When she pitched her slate of environmental reforms as “the Green New Deal,” freshman Democratic Rep. Alexandria Ocasio-Cortez was betting that Americans shared her positive associations of the first New Deal. According to its defenders, Franklin D. Roosevelt’s policies of economic regulation and massive public works projects helped to bring the U.S. out of the Great Depression. More recently, economic historians have been challenging this view, pointing out ways in which the New Deal helped to prolong, rather than end, the Great Depression.
Some economists believe the Green New Deal shares many of the flaws of its namesake. “In essence, the New Deal was designed to help businesses and workers by restricting competition on the production side,” Robert Murphy, an economist whose work focuses on the social cost of carbon, told InsideSources. “By preventing what they called cutthroat competition [through] product and industry codes saying that you could only work certain hours…. I think the unifying element was restricting output in order to raise the prices of products and services.”
Murphy believes that the Green New Deal proposal released by Ocasio-Cortez would similarly raise the prices of goods and services. Most likely, this would be a result of increased labor costs due to requirements that workers be offered generous benefits– including healthcare and a guaranteed universal basic income — and the impact of increased regulation.
The debate opens up two very different views of the original New Deal. For decades, consensus held that the New Deal, especially its massive public works projects, helped lift the U.S. out of the Great Depression. This is the opinion of people like CUNY Health Policy and Public Health scholar Lyndon Haviland, who praised the New Deal as “the most successful economic stimulus initiative in American history.”
“FDR took hits from every direction in order to prevail, in the end, with a plan that became the single most important economic development program of modern time,” she wrote in a piece urging Democrats to accept some compromises to achieve their greater goals. “His long-view of the political landscape made its implementation possible. And it’s what’s missing from today’s Green New Deal environment.”
More recently, free market economists have released new scholarship questioning this view of both the Great Depression and the impact of the New Deal. In doing so, they are undercutting the model for massive government intervention in the economy that Ocasio-Cortez chose to model her environmental reforms on.
According to this school, the lasting legacy of the original New Deal was not economic recovery, but the size of government involvement in the economy through price controls and regulations. These economists fear that, in this regard, a Green New Deal would resemble its predecessor by providing an opening for carbon regulation that will hamper the economy, most likely through increased energy costs.
“Some of the objectives of the Green New Deal are so ludicrous, like going carbon-free in 12 years, that some people think we don’t need to worry about it,” Murphy said. “My concern is that they will put that [goal] out as a marker and when the actual legislation that goes through they will say ‘We need to decarbonize at such and such rate,’ but still, if it is forcing utilities to provide electricity in a way they otherwise wouldn’t that must mean that it is more expensive.”

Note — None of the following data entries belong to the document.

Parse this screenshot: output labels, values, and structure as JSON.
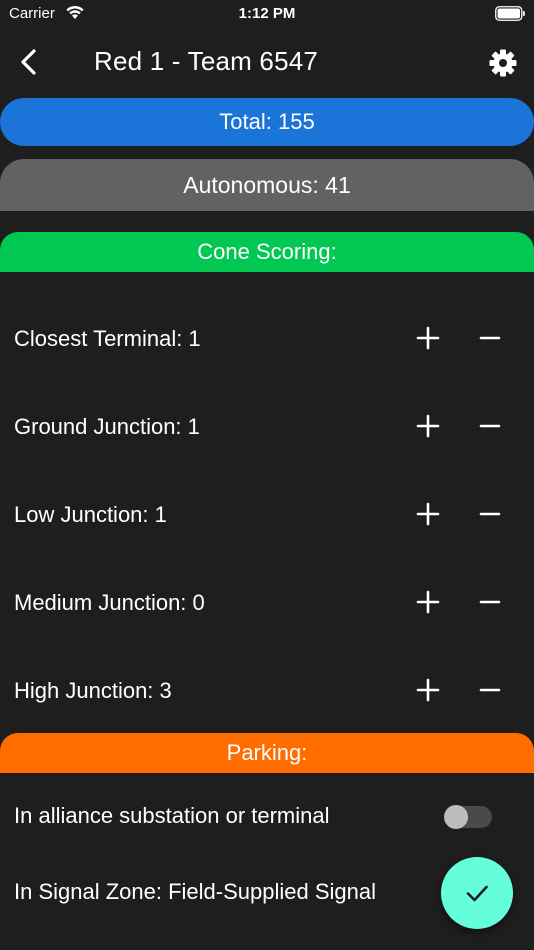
{
  "status_bar": {
    "carrier": "Carrier",
    "time": "1:12 PM"
  },
  "nav": {
    "title": "Red 1 - Team 6547",
    "back_icon": "chevron-left-icon",
    "settings_icon": "gear-icon"
  },
  "summary": {
    "total_label": "Total: 155",
    "autonomous_label": "Autonomous: 41"
  },
  "cone_scoring": {
    "header": "Cone Scoring:",
    "items": [
      {
        "label": "Closest Terminal: 1"
      },
      {
        "label": "Ground Junction: 1"
      },
      {
        "label": "Low Junction: 1"
      },
      {
        "label": "Medium Junction: 0"
      },
      {
        "label": "High Junction: 3"
      }
    ]
  },
  "parking": {
    "header": "Parking:",
    "items": [
      {
        "label": "In alliance substation or terminal",
        "toggle_on": false
      },
      {
        "label": "In Signal Zone: Field-Supplied Signal"
      }
    ]
  },
  "colors": {
    "background": "#1e1e1e",
    "total": "#1b74d8",
    "autonomous": "#626262",
    "cone_header": "#00c853",
    "parking_header": "#ff6d00",
    "fab": "#64ffda"
  },
  "fab": {
    "icon": "check-icon"
  }
}
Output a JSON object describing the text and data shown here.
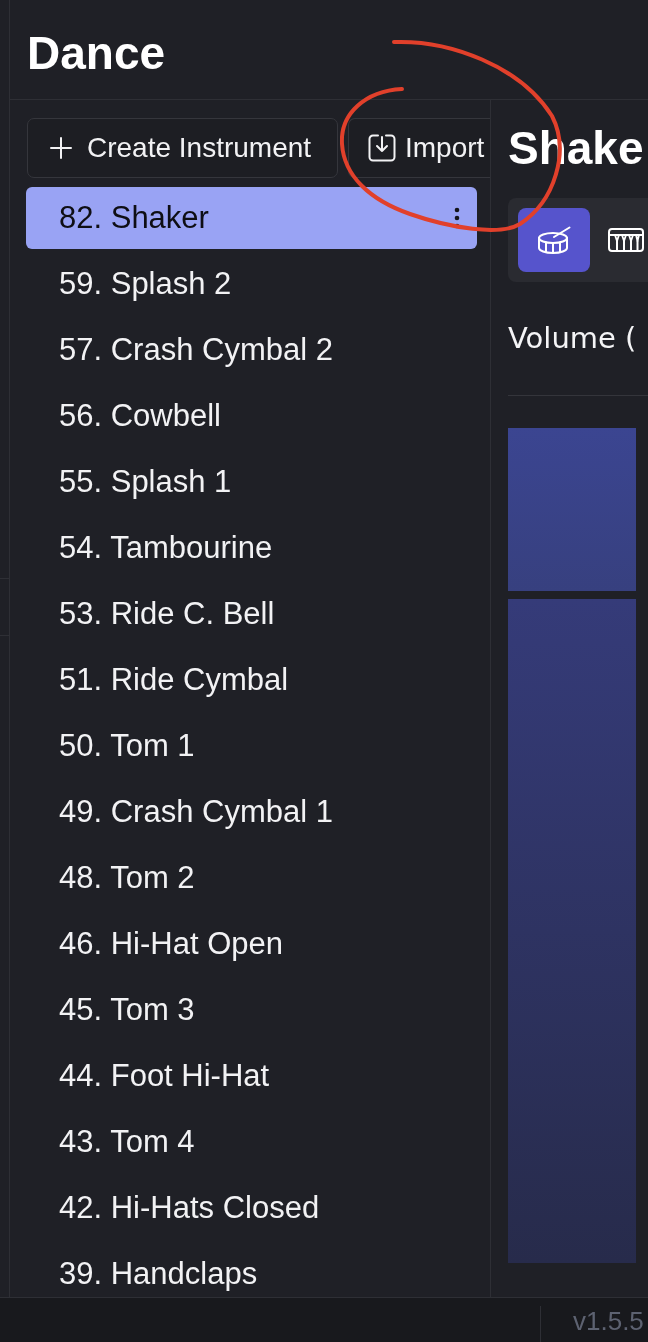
{
  "project": {
    "title": "Dance"
  },
  "sidebar": {
    "buttons": [
      {
        "kind": "create",
        "label": "Create Instrument"
      },
      {
        "kind": "import",
        "label": "Import"
      }
    ],
    "instruments": [
      {
        "label": "82. Shaker",
        "selected": true
      },
      {
        "label": "59. Splash 2",
        "selected": false
      },
      {
        "label": "57. Crash Cymbal 2",
        "selected": false
      },
      {
        "label": "56. Cowbell",
        "selected": false
      },
      {
        "label": "55. Splash 1",
        "selected": false
      },
      {
        "label": "54. Tambourine",
        "selected": false
      },
      {
        "label": "53. Ride C. Bell",
        "selected": false
      },
      {
        "label": "51. Ride Cymbal",
        "selected": false
      },
      {
        "label": "50. Tom 1",
        "selected": false
      },
      {
        "label": "49. Crash Cymbal 1",
        "selected": false
      },
      {
        "label": "48. Tom 2",
        "selected": false
      },
      {
        "label": "46. Hi-Hat Open",
        "selected": false
      },
      {
        "label": "45. Tom 3",
        "selected": false
      },
      {
        "label": "44. Foot Hi-Hat",
        "selected": false
      },
      {
        "label": "43. Tom 4",
        "selected": false
      },
      {
        "label": "42. Hi-Hats Closed",
        "selected": false
      },
      {
        "label": "39. Handclaps",
        "selected": false
      }
    ]
  },
  "detail": {
    "title": "Shake",
    "instrument_types": [
      {
        "kind": "drum",
        "selected": true
      },
      {
        "kind": "keyboard",
        "selected": false
      }
    ],
    "volume_label": "Volume ("
  },
  "status_bar": {
    "version": "v1.5.5"
  },
  "annotations": [
    {
      "kind": "freehand-circle"
    }
  ]
}
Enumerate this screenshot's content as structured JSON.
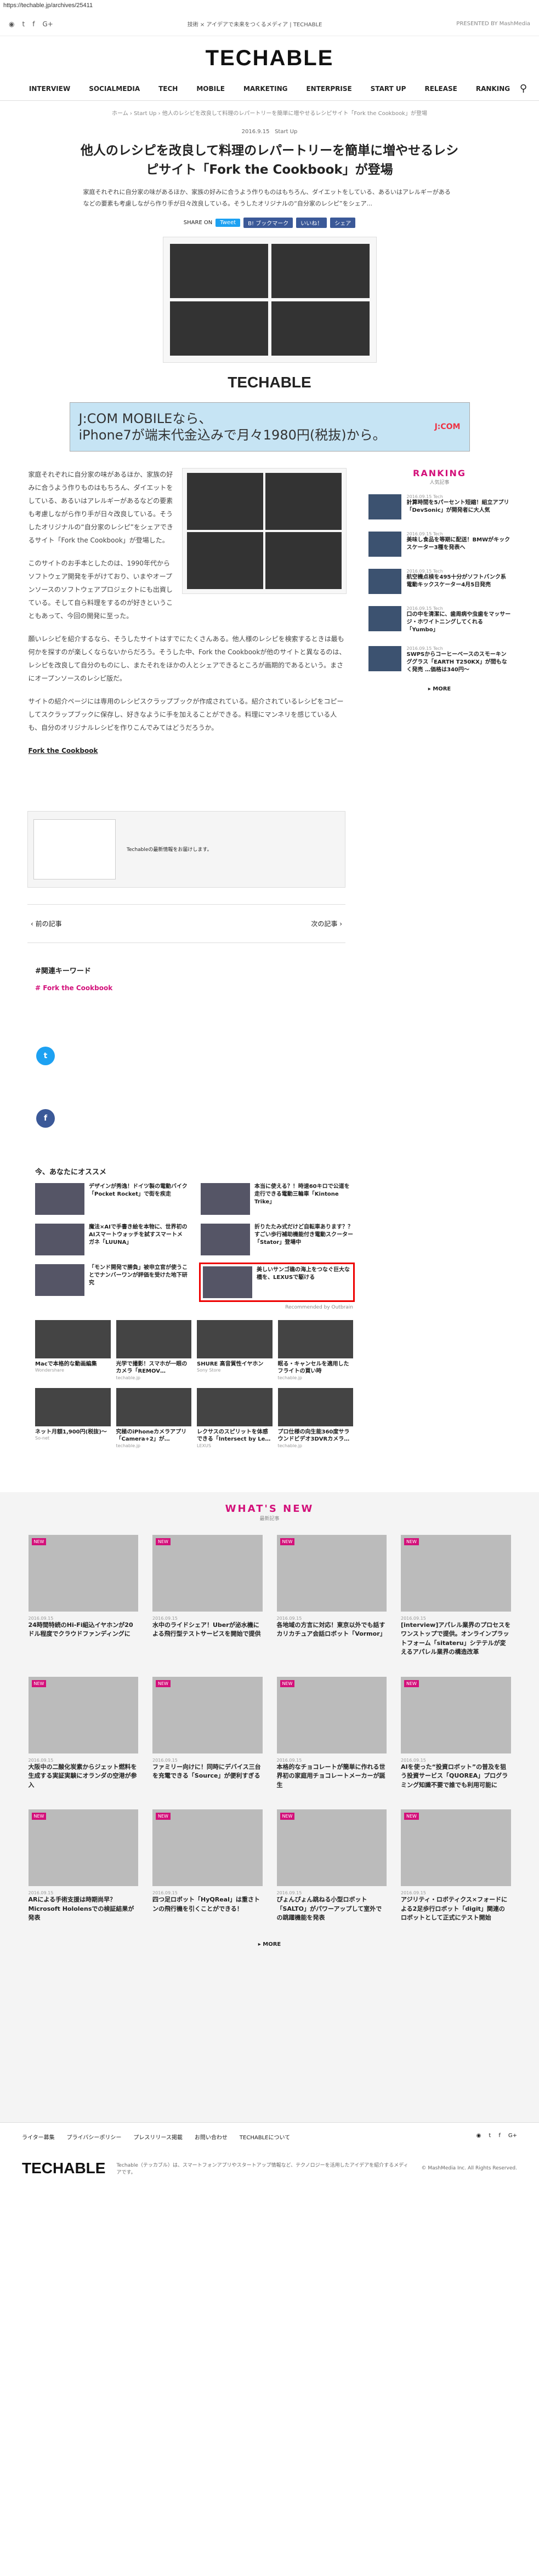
{
  "url": "https://techable.jp/archives/25411",
  "social": [
    "ׄ",
    "f",
    "G+"
  ],
  "topbar": {
    "center": "技術 × アイデアで未来をつくるメディア | TECHABLE",
    "right": "PRESENTED BY MashMedia"
  },
  "logo": "TECHABLE",
  "nav": [
    "INTERVIEW",
    "SOCIALMEDIA",
    "TECH",
    "MOBILE",
    "MARKETING",
    "ENTERPRISE",
    "START UP",
    "RELEASE",
    "RANKING"
  ],
  "breadcrumb": "ホーム › Start Up › 他人のレシピを改良して料理のレパートリーを簡単に増やせるレシピサイト「Fork the Cookbook」が登場",
  "meta": {
    "date": "2016.9.15",
    "category": "Start Up"
  },
  "headline": "他人のレシピを改良して料理のレパートリーを簡単に増やせるレシピサイト「Fork the Cookbook」が登場",
  "lead": "家庭それぞれに自分家の味があるほか、家族の好みに合うよう作りものはもちろん、ダイエットをしている、あるいはアレルギーがあるなどの要素も考慮しながら作り手が日々改良している。そうしたオリジナルの“自分家のレシピ”をシェア...",
  "share": {
    "label": "SHARE ON",
    "tweet": "Tweet",
    "b": "B! ブックマーク",
    "like": "いいね！",
    "pocket": "シェア"
  },
  "ad": {
    "text1": "J:COM MOBILEなら、",
    "text2": "iPhone7が端末代金込みで月々1980円(税抜)から。",
    "brand": "J:COM"
  },
  "article": [
    "家庭それぞれに自分家の味があるほか、家族の好みに合うよう作りものはもちろん、ダイエットをしている、あるいはアレルギーがあるなどの要素も考慮しながら作り手が日々改良している。そうしたオリジナルの“自分家のレシピ”をシェアできるサイト「Fork the Cookbook」が登場した。",
    "このサイトのお手本としたのは、1990年代からソフトウェア開発を手がけており、いまやオープンソースのソフトウェアプロジェクトにも出資している。そして自ら料理をするのが好きということもあって、今回の開発に至った。",
    "願いレシピを紹介するなら、そうしたサイトはすでにたくさんある。他人様のレシピを検索するときは最も何かを探すのが楽しくならないからだろう。そうした中、Fork the Cookbookが他のサイトと異なるのは、レシピを改良して自分のものにし、またそれをほかの人とシェアできるところが画期的であるという。まさにオープンソースのレシピ版だ。",
    "サイトの紹介ページには専用のレシピスクラップブックが作成されている。紹介されているレシピをコピーしてスクラップブックに保存し、好きなように手を加えることができる。料理にマンネリを感じている人も、自分のオリジナルレシピを作りこんでみてはどうだろうか。"
  ],
  "article_link": "Fork the Cookbook",
  "sidebar": {
    "title": "RANKING",
    "sub": "人気記事",
    "items": [
      {
        "date": "2016.09.15 Tech",
        "title": "計算時間を5パーセント短縮！組立アプリ「DevSonic」が開発者に大人気"
      },
      {
        "date": "2016.09.15 Tech",
        "title": "美味し食品を等期に配送！BMWがキックスケーター3種を発表へ"
      },
      {
        "date": "2016.09.15 Tech",
        "title": "航空機点検を495十分がソフトバンク系電動キックスケーター4月5日発売"
      },
      {
        "date": "2016.09.15 Tech",
        "title": "口の中を清潔に、歯周病や虫歯をマッサージ・ホワイトニングしてくれる「Yumbo」"
      },
      {
        "date": "2016.09.15 Tech",
        "title": "SWPSからコーヒーベースのスモーキンググラス「EARTH T250KX」が間もなく発売 …価格は340円～"
      }
    ],
    "more": "▸ MORE"
  },
  "embed_text": "Techableの最新情報をお届けします。",
  "pager": {
    "prev": "‹ 前の記事",
    "next": "次の記事 ›"
  },
  "related": {
    "heading": "#関連キーワード",
    "tag": "Fork the Cookbook"
  },
  "recommend": {
    "heading": "今、あなたにオススメ",
    "items": [
      "デザインが秀逸！ドイツ製の電動バイク「Pocket Rocket」で街を疾走",
      "本当に使える？！時速60キロで公道を走行できる電動三輪車「Kintone Trike」",
      "魔法×AIで手書き絵を本物に、世界初のAIスマートウォッチを試すスマートメガネ「LUUNA」",
      "折りたたみ式だけど自転車あります？？すごい歩行補助機能付き電動スクーター「Stator」登場中",
      "「モンド開発で勝負」被申立官が使うことでナンバーワンが評価を受けた地下研究",
      "美しいサンゴ礁の海上をつなぐ巨大な橋を、LEXUSで駆ける"
    ],
    "outbrain": "Recommended by Outbrain"
  },
  "ads": [
    {
      "title": "Macで本格的な動画編集",
      "src": "Wondershare"
    },
    {
      "title": "光学で撮影！スマホが一眼のカメラ「REMOV…",
      "src": "techable.jp"
    },
    {
      "title": "SHURE 高音質性イヤホン",
      "src": "Sony Store"
    },
    {
      "title": "眠る・キャンセルを適用したフライトの買い時",
      "src": "techable.jp"
    },
    {
      "title": "ネット月額1,900円(税抜)〜",
      "src": "So-net"
    },
    {
      "title": "究極のiPhoneカメラアプリ「Camera+2」が…",
      "src": "techable.jp"
    },
    {
      "title": "レクサスのスピリットを体感できる「Intersect by Le…",
      "src": "LEXUS"
    },
    {
      "title": "プロ仕様の向生能360度サラウンドビデオ3DVRカメラ…",
      "src": "techable.jp"
    }
  ],
  "whatsnew": {
    "title": "WHAT'S NEW",
    "sub": "最新記事",
    "items": [
      {
        "date": "2016.09.15",
        "title": "24時間特続のHi-Fi組込イヤホンが20ドル程度でクラウドファンディングに"
      },
      {
        "date": "2016.09.15",
        "title": "水中のライドシェア！Uberが泌水機による飛行型テストサービスを開始で提供"
      },
      {
        "date": "2016.09.15",
        "title": "各地域の方言に対応！東京以外でも話すカリカチュア会話ロボット「Vormor」"
      },
      {
        "date": "2016.09.15",
        "title": "[interview]アパレル業界のプロセスをワンストップで提供。オンラインプラットフォーム「sitateru」シテテルが変えるアパレル業界の構造改革"
      },
      {
        "date": "2016.09.15",
        "title": "大阪中の二酸化炭素からジェット燃料を生成する実証実験にオランダの空港が参入"
      },
      {
        "date": "2016.09.15",
        "title": "ファミリー向けに！同時にデバイス三台を充電できる「Source」が便利すぎる"
      },
      {
        "date": "2016.09.15",
        "title": "本格的なチョコレートが簡単に作れる世界初の家庭用チョコレートメーカーが誕生"
      },
      {
        "date": "2016.09.15",
        "title": "AIを使った“投資ロボット”の普及を狙う投資サービス「QUOREA」プログラミング知識不要で誰でも利用可能に"
      },
      {
        "date": "2016.09.15",
        "title": "ARによる手術支援は時期尚早？Microsoft Hololensでの検証結果が発表"
      },
      {
        "date": "2016.09.15",
        "title": "四つ足ロボット「HyQReal」は重さトンの飛行機を引くことができる！"
      },
      {
        "date": "2016.09.15",
        "title": "ぴょんぴょん跳ねる小型ロボット「SALTO」がパワーアップして室外での跳躍機能を発表"
      },
      {
        "date": "2016.09.15",
        "title": "アジリティ・ロボティクス×フォードによる2足歩行ロボット「digit」関連のロボットとして正式にテスト開始"
      }
    ],
    "more": "▸ MORE"
  },
  "footer": {
    "links": [
      "ライター募集",
      "プライバシーポリシー",
      "プレスリリース掲載",
      "お問い合わせ",
      "TECHABLEについて"
    ],
    "logo": "TECHABLE",
    "desc": "Techable（テッカブル）は、スマートフォンアプリやスタートアップ情報など、テクノロジーを活用したアイデアを紹介するメディアです。",
    "copy": "© MashMedia Inc. All Rights Reserved."
  }
}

The impact of this sort of regulation can already be seen north of the border. For the past several years, Canadian small businesses have been complaining that clean energy mandates have left them paying some of the highest electricity rates in North America. Higher prices for inputs like electricity in turn raise prices on finished products for consumers and hamper businesses’ ability to hire and expand.
These prices hikes are all but destined to happen. After all, says Murphy, if clean energy were price competitive, companies would be adopting it on their own.
“I’m worried that the actual practical, realistic targets or mandates won’t be as aggressive as some of the rhetoric that is floating around now, but will still make electricity and gas more expensive than they need to be,” he said.
“People who are low income–they are going to have their electricity be more expensive, their housing be more expensive, their gasoline be more expensive because of this program.”
This, like the regulations inherent in the original New Deal, would hurt long term economic growth. Despite the positive associations many Americans have with the New Deal, economists are coming to believe that its onerous regulations lengthened the Depression, rather than alleviated it.
Currently, the U.S. has been in one of its longest ever recoveries, but no economist would bet that such growth can continue forever. In the event of an economic downturn, environmental regulation is not likely to help pull the U.S. back into growth.